Le combat des chefs : les Norvégiens Aleksander Aamodt Kilde et Henrik Kristoffersen, et le Français Alexis Pinturault ont rendez-vous ce week-end à Hinterstoder, en Autriche, pour trois épreuves primordiales dans la course au gros globe de cristal. Les trois postulants doivent tous prendre part à un combiné alpin aujourd’hui, un super-G demain et un slalom géant dimanche. À condition que la météo ne vienne pas bouleverser le programme, car des chutes de neige et un fort vent sont annoncés. L’ordre des courses du combiné a d’ailleurs été inversé pour débuter par le slalom et finir par le super-G.

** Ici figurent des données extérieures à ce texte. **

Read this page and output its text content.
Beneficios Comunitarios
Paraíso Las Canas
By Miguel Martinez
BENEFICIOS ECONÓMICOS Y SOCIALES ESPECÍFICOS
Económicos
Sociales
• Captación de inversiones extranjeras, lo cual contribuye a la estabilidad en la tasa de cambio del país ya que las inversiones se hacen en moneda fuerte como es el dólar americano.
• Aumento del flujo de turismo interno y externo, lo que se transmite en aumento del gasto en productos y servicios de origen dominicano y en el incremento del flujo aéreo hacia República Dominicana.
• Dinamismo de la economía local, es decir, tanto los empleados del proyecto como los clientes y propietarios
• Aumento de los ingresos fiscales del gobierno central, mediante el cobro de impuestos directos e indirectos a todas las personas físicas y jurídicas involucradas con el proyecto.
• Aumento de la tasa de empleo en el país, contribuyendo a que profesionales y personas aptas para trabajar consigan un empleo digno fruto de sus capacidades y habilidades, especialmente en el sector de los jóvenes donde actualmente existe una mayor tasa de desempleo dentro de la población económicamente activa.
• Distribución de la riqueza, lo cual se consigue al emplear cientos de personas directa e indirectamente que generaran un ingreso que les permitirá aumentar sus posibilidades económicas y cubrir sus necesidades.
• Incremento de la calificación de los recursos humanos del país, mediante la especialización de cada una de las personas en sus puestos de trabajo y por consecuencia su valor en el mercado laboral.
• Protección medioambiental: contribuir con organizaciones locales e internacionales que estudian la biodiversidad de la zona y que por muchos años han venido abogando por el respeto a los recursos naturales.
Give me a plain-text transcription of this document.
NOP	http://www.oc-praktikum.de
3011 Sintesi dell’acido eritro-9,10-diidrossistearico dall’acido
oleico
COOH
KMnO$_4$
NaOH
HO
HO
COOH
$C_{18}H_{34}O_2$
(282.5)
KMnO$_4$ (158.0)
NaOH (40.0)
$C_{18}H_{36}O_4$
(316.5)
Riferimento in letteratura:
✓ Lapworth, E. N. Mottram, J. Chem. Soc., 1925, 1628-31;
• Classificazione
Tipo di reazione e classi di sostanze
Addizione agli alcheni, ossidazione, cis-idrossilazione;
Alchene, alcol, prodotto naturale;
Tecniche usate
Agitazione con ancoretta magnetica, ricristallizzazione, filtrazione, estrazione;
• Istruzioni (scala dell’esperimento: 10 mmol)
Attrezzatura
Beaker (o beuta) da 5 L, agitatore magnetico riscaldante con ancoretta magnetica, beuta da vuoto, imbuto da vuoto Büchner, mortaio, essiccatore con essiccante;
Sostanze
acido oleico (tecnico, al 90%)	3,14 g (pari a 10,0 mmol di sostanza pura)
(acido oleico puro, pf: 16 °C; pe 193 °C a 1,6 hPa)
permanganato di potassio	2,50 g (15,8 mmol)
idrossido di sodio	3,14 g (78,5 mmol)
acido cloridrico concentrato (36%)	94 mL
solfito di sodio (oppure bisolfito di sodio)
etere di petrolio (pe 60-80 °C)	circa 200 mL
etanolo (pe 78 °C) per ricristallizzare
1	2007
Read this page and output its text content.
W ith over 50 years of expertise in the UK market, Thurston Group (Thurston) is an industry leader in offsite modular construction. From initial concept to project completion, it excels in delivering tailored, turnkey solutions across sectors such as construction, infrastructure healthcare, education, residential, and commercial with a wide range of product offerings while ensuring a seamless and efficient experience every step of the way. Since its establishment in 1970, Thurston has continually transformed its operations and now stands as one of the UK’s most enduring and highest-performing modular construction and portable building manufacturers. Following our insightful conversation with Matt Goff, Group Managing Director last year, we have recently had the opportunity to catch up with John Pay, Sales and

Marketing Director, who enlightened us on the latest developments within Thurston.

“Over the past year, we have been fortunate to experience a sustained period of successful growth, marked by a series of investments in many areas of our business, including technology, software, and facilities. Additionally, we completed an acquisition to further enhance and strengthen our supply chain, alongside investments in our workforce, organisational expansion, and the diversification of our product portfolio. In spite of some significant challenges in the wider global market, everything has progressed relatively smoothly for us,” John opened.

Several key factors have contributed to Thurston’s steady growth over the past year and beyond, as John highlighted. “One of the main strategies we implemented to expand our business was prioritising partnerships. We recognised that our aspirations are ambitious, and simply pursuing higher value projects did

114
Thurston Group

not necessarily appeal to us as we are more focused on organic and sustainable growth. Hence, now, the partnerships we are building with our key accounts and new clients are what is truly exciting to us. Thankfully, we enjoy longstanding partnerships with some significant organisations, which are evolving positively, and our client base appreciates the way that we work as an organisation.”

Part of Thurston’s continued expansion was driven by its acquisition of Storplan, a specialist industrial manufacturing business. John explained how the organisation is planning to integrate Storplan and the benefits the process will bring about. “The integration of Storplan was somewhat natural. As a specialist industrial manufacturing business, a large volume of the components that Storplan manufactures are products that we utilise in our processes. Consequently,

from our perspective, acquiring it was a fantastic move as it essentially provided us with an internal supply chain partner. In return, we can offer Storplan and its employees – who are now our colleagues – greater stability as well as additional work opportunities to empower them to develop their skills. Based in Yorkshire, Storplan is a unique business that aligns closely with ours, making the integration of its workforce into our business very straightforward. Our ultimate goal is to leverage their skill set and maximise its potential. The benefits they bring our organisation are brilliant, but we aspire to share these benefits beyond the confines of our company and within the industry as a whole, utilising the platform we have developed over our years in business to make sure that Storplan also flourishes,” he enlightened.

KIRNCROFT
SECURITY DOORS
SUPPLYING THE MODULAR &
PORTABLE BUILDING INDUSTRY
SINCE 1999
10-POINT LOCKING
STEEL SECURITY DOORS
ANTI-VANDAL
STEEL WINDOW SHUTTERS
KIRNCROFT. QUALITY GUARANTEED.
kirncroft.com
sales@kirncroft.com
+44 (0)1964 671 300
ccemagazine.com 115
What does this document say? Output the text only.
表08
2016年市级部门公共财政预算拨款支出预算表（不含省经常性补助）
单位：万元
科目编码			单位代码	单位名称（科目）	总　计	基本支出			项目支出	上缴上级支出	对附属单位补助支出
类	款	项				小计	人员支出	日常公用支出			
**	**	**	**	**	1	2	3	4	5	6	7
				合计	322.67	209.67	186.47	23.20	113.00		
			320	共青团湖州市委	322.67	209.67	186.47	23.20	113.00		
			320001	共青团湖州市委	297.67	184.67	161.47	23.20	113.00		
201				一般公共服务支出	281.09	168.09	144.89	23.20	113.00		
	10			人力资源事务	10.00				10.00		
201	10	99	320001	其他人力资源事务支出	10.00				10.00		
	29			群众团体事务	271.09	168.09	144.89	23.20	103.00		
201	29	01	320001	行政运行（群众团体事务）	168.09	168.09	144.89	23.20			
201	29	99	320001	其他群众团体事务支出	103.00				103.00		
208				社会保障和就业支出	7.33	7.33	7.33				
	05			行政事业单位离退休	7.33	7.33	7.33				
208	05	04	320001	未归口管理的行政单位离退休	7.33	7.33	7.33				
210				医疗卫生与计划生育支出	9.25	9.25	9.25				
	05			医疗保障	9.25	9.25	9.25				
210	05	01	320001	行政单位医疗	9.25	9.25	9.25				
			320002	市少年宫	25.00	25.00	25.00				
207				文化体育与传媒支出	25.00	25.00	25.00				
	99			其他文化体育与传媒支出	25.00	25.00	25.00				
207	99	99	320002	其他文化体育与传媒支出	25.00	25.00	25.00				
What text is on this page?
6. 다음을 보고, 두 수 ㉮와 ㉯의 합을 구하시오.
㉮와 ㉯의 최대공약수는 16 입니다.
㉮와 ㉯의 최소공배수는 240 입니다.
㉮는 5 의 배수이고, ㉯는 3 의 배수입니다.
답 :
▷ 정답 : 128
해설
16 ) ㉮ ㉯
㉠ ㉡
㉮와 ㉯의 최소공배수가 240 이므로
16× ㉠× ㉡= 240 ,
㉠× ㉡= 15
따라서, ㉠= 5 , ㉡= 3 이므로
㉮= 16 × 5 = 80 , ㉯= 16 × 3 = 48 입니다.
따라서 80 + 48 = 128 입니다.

C’est donc à Hinterstoder, à une bonne heure de route de chez Marcel Hirscher, que l’identité du successeur de l’octuple détenteur de la Coupe du monde parti à la retraite en septembre dernier pourrait bien s’affiner dans ce match à trois. Pour l’instant, c’est l’outsider Aleksander Aamodt Kilde qui a les cartes en mains : polyvalent, avec une prédilection marquée pour la vitesse, il occupe la tête du général avec 74 points d’avance sur Henrik Kristoffersen et 124 points sur Alexis Pinturault. Le voyage express en Extrême-Orient lui aura été bénéfique, en prenant la 6e place du géant de Naeba (Japon) au contact de Kristoffersen (seulement 5e) et devant Pinturault (15e). De plus, le slalom n’a pas pu se dérouler au Japon et n’a toujours pas été reprogrammé. En cas de non reprogrammation du slalom de Naeba, il ne restera que deux descentes – discipline à laquelle Pinturault et Kristoffersen ne participent pas en Coupe du monde – et deux slaloms – que Kilde ne dispute pas –, en plus de deux géants et deux super-G, jusqu’à la fin de la saison.
Kilde devra aussi repousser les assauts de ses rivaux pour la Coupe du monde de super-G (le Suisse Mauro Caviezel, le Norvégien Kjetil Jansrud et les Autrichiens Matthias Mayer et Vincent Kriechmayr), qu’il a remportée en 2016. Et si Hinterstoder lui rappelle de bons souvenirs – victoire en super-G en 2016 – il n’est pas le seul à apprécier la piste Hannes-Trinkl : Pinturault y a pris ses premiers points en Coupe du monde (super-G en 2011) et lors de la dernière halte en 2016, il y avait remporté les deux géants, à chaque fois devant Hirscher. Pour Kristoffersen, demain devrait être sa première en super-G. Il prendra sa décision après le combiné d’aujourd’hui, mais le profil assez favorable aux techniciens sur ce super-G devrait l’inciter à prendre le départ.